On 29 May 2020 the North-West University (NWU) hosted the first of its kind virtual Africa Day commemoration lecture.

This virtual event aimed to celebrate the African Union’s (AU) successes in its fight against colonialism and apartheid while reflecting on the challenges that Africa continues to face.

The theme for this year’s lecture was “Silencing the Guns: Creating Conducive Conditions for Africa's Development and Intensifying the Fight against the Covid-19 Pandemic”.

Dr Aunkh Chabalala, director for indigenous knowledge-based technology innovation at the Department for Science and Innovation (DST), was the first keynote speaker. He spoke about the topic, “African Traditional Medicine and Covid-19: Insights, Experiences, Challenges and Prospects”.

Dr Chabalala shared a brief journey into the history of the African medicine knowledge system as a contextual framework into the current work of the DST and beyond. He also gave a sneak preview of the work of the department with regard to indigenous knowledge-based technology innovation.

“From the Indigenous Knowledge Systems perspective the DST’s work on Covid-19 focusses on health/food supplements, immune modulators and anti-corona therapeutics,” said Dr Chabalala.

Dr Chabalala also set a challenge to the higher Education sector in South Africa to consider developing medical degrees in African medicines for clinical applications, following in the footsteps of Asian countries.

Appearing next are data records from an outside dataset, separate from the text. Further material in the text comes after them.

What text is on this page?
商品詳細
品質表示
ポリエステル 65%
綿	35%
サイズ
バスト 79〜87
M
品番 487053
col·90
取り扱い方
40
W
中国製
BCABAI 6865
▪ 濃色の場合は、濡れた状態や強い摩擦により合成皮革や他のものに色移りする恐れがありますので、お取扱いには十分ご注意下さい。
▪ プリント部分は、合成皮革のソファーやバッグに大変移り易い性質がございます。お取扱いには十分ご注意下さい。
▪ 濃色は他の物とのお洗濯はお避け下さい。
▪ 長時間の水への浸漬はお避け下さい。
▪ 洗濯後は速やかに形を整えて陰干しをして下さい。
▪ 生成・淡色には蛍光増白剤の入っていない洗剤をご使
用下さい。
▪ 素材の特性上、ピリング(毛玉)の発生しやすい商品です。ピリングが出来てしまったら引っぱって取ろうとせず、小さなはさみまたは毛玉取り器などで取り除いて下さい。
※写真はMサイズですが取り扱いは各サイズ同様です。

The second keynote speaker was NWU alumnus Dr Thabo Ditsele, a senior lecturer in sociolinguistics at the Tshwane University of Technology. Dr Ditsele gave a presentation on the founding members of the AU and how they laid the foundation for future generations to advance the collective African Unity project through the use of language.

 “Africa can unite and fully achieve a better life for her people by effectively developing and using her linguistic heritage.

“However, this must start with Africans believing in themselves and in the uncapped potential of their languages,” said Dr Ditsele.

NWU vice-chancellor Prof Dan Kgwadi, who also took part in the live-streamed event, said we must always think of Africa from the communal point of view.

“During the olden days Africa was characterised by Ubuntu, which is an embodiment of good values and morals.

“We as the NWU embraces the concept of unity through diversity,” concluded Prof Kgwadi.